During our deployment, some problems were also identified:

  1. Alluxio do not support to measure and report some performance related metrics that we are interested in. In our current deployed version v1.7.1, the current metrics are more related to RPC Ops, there are very few performance metrics, such as RPC delay of worker thrift server, thread pool usage of thrift server, GC status, etc.
  2. There is still room for Alluxio to optimize its RPC performance. Our performance tests with high concurrency show occasionally worker timeout occurs, and we suspect it is related to a suboptimal thread pool configuration. The community is planning a major upgrade in its RPC framework in Alluxio 2.0.
  3. Performance issues of Alluxio master metadata: Users familiar with namenode may know that, if the number of blocks and files of a single namenode exceeds a certain threshold, system performance will be degraded, and this single point of failure will risk the entire service. For us, the size of the metadata loaded into Alluxio is currently limited using whitelisting. A good news is that the community has a plan to support at least 1 billion files in Alluxio 2.0.

Future Plan

Currently, with the help of this platform, there are already a lot of interactive query services running using Presto+Alluxio, which greatly expands the requirements of interactive query business scenarios other than real-time computing and offline computing. In most of the cases, Alluxio can improve the response time of queries, so for next steps we will consider deploying services on a larger scale widely and available to more business applications. At the same time, we will be more active in community activities, focusing on Alluxio performance, stability and exploring more business applications. Specifically:

  1. Test Presto+Alluxio on YARN framework: The current framework is a cluster independent of YARN. Due to the particularity of ad-hoc business, its concurrency is not particularly high, so it will cause a certain amount of waste of resources. Yarn-based Presto+Alluxio can solve this problem well, and it also offers a lot of more opportunities.

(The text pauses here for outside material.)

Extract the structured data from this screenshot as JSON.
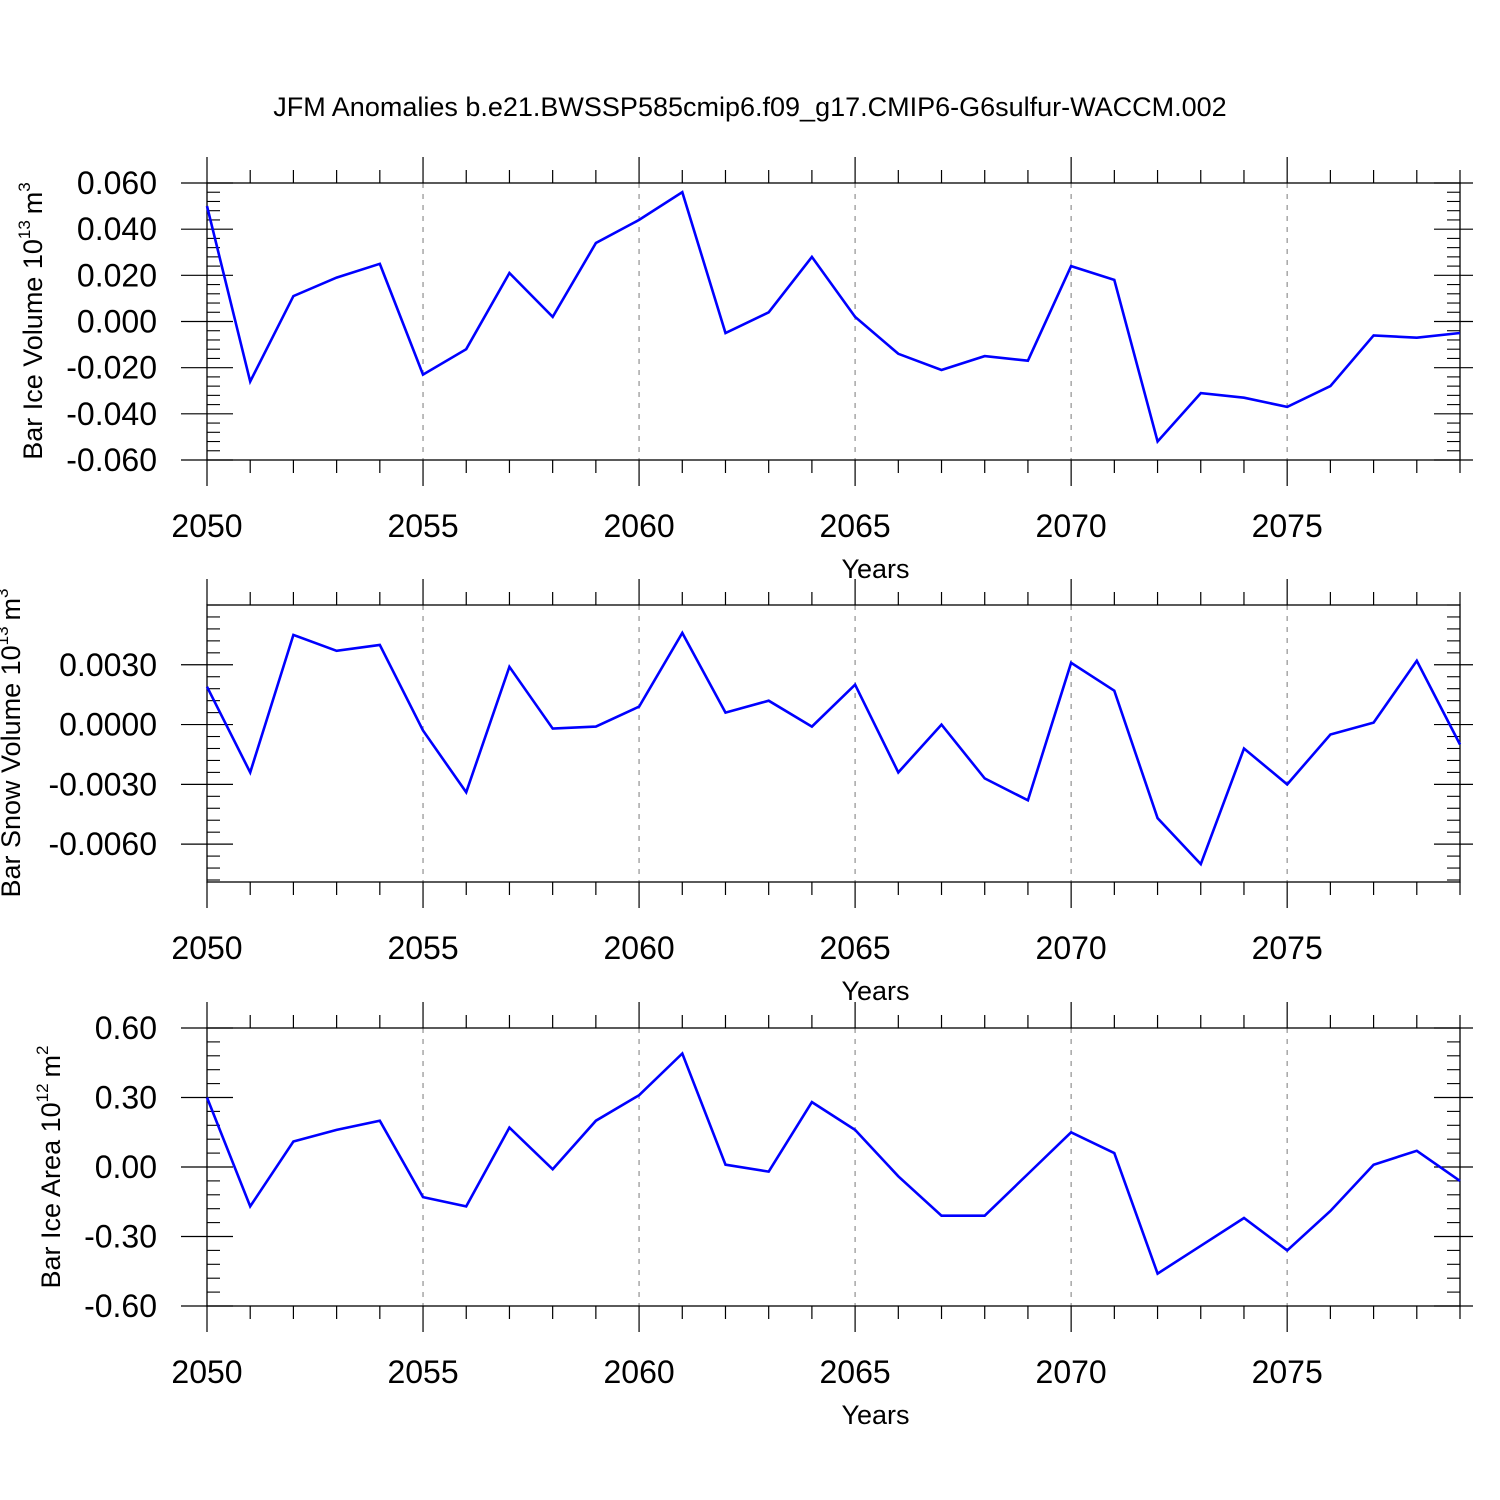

In fact, there is already a yarn-based Presto+Alluxio test environment, which is undergoing functional and performance testing.
  2. Interfacing Alluxio with more data warehousing services on the Alluxio unified namespace.
  3. Discover more applications for Alluxio reading and writing with more production teams.

In the end, I especially acknowledge the help from the Alluxio maintainer Bin Fan and the open source community for their support during our exploration!